Consapevoli del fatto che la condizione femminile settecentesca era prerogativa della nobiltà, che la divisione in ordini della società faceva sì che per ogni ordine esistessero leggi e abitudini diverse, non possiamo non pensare, come sostiene il prof. Banti, che attraverso le abitudini nobiliari si stava diffondendo un ethos più elastico, di cui potenzialmente avrebbero potuto beneficiare tutte le altre donne. Con la nuova filosofia politica, invece, gli spazi di libertà si chiudono inesorabilmente per tutte, siano esse nobili, borghesi o popolane.

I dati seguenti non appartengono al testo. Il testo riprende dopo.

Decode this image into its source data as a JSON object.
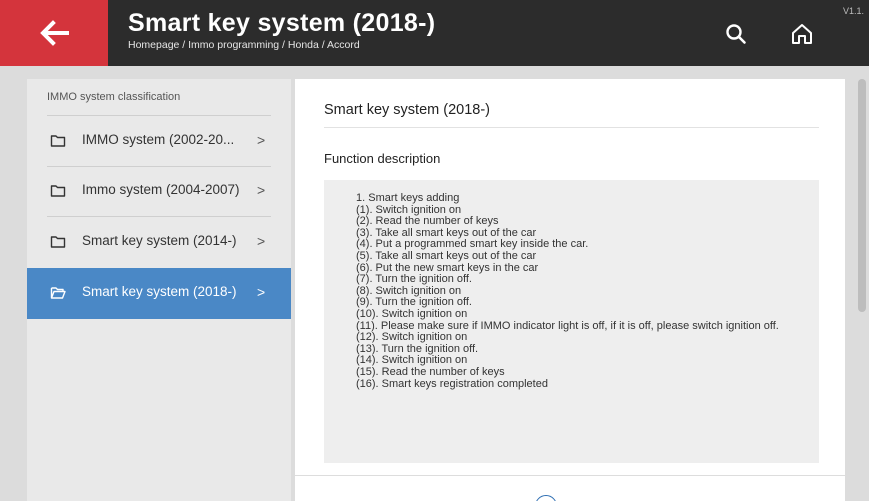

L’ottocento, secolo in cui la borghesia ha spazzato via la nobiltà, vede una completa trasformazione anche della moda. Gli abiti cambiano totalmente rispetto al secolo precedente, le persone adesso devono lavorare per vivere e quindi gli abiti e la moda si adeguano. Ma, solo per gli uomini. “…la gonna, il cappellino niente pratico, il busto, e la generale indifferenza per il disagio, che è una chiara caratteristica dell’abbigliamento di tutte le donne civili, sono altrettanti segni che nel moderno schema di vita civile la donna è ancora, in teoria, la dipendente economica dell’uomo” (Eros e Virtù). Così la moralizzazione della società settecentesca è stata portata avanti a partire dalle donne e a scapito delle loro libertà. Le nipoti ottocentesche delle dame del secolo precedente non si sogneranno neppure di comportarsi nella società come le loro nonne e bisnonne. La nuova borghesia, Rousseau e gli altri filosofi illuministi nel loro attacco all’ancien règime travolgeranno insieme alla monarchia e ai privilegi anche le libertà. “Emilio” si educherà in maniera diversa da “Giulia” così, su queste basi, le élites sociali e culturali concepiscono i nuovi rapporti di genere, l’amore e la sessualità. Le nuove istituzioni politiche e sociali nascono senza le donne. Come sappiamo bene le nostre istituzioni, i nostri codici sono figli dell’illuminismo e oggi possiamo aggiungere che anche l’idea della sessualità, dell’amore, e dei rapporti tra i generi lo sono.